Мужики слушали молча, только качали головами, то ли веря, то ли не веря.
— И как у вас сейчас живется? — Улетов серьезно водил лапищей по бороде, приглаживал. Только мысли не борода — их не пригладишь, они бьются в глазах.
— Кому как. Большинству плохо — заводы многие не работают, фабрики, люди на улице, каждое государство само по себе. Кто-то начал торговать товарами из Турции, с Запада — те нормально еще живут. Рвали-то по живому. В один год и границы, и таможни — делить так делить. А кто в элите был, тем уж лучше всех — у них счета в банках, золото партийное, много чего… А так — бандитизм на улицах, менты своей тени боятся. Беспредел.
— А ты? — Вот не ждала я этого вопроса. Совсем не ждала. Застыла. Только в чашку вцепилась обеими руками. Не могу я сказать, как я жила в этом беспределе. И не скажу — стреляйте, пытайте — не скажу. Никто не поймет, как я пережила, в буквальном смысле, девяносто первый. Как я жила, нет, существовала в девяносто третьем, как я переступала через себя в девяносто четвертом… как боялась, презирала и ненавидела всех… этого никто не должен знать.
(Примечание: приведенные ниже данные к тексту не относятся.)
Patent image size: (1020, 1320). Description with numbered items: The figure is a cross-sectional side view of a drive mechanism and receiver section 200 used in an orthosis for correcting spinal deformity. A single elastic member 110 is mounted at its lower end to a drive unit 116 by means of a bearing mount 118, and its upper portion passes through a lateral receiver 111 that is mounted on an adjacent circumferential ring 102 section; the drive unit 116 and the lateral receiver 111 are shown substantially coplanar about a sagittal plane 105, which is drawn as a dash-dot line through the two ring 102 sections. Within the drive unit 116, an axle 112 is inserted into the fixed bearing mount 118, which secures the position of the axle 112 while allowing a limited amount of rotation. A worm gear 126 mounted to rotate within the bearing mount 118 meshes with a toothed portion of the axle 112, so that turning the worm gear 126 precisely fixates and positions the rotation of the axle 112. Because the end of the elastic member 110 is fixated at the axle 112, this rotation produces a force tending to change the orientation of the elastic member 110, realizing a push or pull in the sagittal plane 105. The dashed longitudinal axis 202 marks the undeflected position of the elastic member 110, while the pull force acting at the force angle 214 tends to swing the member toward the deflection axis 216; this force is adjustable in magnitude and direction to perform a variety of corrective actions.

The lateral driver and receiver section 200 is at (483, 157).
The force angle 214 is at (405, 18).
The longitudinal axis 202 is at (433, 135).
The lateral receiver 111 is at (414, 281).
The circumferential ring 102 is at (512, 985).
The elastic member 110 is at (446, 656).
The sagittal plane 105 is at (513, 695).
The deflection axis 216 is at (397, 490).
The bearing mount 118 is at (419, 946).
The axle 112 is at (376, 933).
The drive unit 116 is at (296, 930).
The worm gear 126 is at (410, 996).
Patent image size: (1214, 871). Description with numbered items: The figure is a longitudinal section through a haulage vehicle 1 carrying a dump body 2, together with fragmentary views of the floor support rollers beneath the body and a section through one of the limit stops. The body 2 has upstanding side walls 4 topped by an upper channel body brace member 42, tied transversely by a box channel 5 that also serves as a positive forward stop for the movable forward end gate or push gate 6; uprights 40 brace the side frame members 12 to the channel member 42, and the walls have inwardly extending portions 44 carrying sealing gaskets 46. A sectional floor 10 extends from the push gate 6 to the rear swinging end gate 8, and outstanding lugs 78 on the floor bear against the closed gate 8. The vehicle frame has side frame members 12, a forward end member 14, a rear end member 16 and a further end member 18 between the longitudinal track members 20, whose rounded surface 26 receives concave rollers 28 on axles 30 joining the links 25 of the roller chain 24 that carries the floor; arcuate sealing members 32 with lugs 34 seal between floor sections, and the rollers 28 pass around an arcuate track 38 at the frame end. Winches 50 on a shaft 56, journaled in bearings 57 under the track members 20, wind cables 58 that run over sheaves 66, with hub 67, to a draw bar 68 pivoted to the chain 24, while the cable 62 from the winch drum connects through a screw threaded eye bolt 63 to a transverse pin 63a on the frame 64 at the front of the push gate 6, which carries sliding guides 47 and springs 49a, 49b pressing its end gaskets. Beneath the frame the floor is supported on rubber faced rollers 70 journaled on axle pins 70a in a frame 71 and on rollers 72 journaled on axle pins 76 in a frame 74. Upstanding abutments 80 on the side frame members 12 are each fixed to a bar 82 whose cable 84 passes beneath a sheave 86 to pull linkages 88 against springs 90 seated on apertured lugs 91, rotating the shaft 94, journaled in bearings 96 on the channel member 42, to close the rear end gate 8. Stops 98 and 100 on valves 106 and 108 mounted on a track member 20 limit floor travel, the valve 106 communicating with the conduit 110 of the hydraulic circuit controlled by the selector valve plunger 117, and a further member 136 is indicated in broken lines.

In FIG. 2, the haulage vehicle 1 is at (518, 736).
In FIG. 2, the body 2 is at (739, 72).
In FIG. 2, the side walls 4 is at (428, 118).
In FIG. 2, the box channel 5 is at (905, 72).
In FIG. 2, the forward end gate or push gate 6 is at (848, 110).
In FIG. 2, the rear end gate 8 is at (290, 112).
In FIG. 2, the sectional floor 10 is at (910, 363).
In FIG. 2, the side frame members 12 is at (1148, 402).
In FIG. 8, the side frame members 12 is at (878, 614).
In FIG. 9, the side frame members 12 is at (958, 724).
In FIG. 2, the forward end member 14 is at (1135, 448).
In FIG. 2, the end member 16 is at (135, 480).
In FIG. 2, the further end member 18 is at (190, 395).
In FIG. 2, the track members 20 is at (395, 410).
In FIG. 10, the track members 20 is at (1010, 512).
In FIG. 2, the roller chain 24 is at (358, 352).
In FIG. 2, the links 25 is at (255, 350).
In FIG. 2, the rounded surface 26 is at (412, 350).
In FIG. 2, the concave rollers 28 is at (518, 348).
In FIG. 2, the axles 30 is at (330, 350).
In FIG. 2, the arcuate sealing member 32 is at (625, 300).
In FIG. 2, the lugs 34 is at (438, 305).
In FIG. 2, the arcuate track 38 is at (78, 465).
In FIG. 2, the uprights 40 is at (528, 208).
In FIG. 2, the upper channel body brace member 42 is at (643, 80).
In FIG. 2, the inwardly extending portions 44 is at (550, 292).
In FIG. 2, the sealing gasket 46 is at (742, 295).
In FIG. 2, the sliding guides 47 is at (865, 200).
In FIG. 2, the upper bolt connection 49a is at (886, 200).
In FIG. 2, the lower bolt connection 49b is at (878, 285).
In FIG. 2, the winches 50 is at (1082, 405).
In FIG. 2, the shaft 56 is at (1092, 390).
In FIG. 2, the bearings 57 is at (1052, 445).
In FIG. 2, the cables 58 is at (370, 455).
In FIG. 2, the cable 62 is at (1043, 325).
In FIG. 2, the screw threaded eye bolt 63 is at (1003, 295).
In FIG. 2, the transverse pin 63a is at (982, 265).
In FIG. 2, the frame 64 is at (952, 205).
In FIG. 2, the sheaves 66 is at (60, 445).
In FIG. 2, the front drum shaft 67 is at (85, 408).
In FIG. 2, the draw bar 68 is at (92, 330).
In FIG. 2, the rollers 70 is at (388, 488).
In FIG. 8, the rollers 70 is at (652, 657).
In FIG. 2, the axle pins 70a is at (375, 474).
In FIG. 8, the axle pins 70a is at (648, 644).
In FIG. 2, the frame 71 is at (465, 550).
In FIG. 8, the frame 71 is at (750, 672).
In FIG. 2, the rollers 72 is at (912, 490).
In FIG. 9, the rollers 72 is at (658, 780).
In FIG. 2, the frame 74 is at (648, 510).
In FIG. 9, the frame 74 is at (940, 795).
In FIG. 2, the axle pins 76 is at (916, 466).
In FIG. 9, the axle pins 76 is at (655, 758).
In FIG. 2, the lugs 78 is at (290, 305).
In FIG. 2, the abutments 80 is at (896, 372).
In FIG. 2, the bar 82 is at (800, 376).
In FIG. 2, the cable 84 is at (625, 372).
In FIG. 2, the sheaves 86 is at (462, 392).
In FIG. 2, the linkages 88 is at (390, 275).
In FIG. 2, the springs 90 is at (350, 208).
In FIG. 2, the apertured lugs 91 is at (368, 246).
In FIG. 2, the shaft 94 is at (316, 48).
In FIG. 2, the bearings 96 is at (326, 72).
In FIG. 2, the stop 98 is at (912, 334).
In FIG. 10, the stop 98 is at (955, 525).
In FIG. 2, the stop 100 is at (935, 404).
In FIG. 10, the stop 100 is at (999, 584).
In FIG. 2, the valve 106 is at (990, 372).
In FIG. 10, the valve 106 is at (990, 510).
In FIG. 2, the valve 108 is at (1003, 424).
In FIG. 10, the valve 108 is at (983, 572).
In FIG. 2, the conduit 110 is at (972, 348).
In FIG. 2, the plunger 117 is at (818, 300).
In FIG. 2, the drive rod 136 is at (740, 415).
Хватит, что я сама себе не смогу простить…
Я подняла взгляд и в упор, молча посмотрела в глаза Улетову.
23
Утро было тихое, свежее, с легким туманом и каплями росы по траве. Воздух пах смолой и чистотой. Я с удовольствием потянулась. Усталости как не бывало. Я выспалась, наелась. Хорошо! Вчерашний допрос не сильно затянулся, хоть Улетову было многое интересно, но он, сдержав любопытство, накормил меня и отвел спать. Эльф к еде не притронулся, и его отвели в другую землянку под охраной двух дюжих мужиков. Кажется, его здесь знали, и отношение к нам было очень разное. Хотелось бы сегодня выяснить все, а заодно и попросить Улетова помочь Рандиру.
Озеро блестело серебряной ртутью, отражая небо и сосны. Искупаться бы! А почему бы и нет? Я пошла в сторону озера.
Хех! Удар. Через короткий промежуток — опять. Хех! Удар.
Я обошла скалу и опешила. На полянке возле воды дрались два человека. Хотя слово «дрались» немного искажает действительность. Один человек бил эльфа. Тот не сопротивлялся. Молча падал и так же нереально молча вставал под новый удар. Да чего это он?!
Хех! Улетов снес Тауэра с ног и, опустив руки, ждал, когда тот встанет. И опять — хех! С размаху, от плеча — в лицо. Эльф катится по хвое.
Почему он не защищается? Не умеет? Так я и поверила!
Хех!
Хватит же!
— Та… — я рванулась, но чья-то рука ухватила меня под локоть.
— Тихо! Оставь их, девочка! Они сами разберутся.
Я обернулась к мужчине, который удержал меня. Он был, как и все, бородат, но в его бороде серебрилась седина. Прищуренные, насмешливые глаза. Серые-серые. Они почему-то очень выделялись на фоне загорелого лица.
— Почему?
Почему он его бьет? Почему эльф не сопротивляется? Сотни «почему».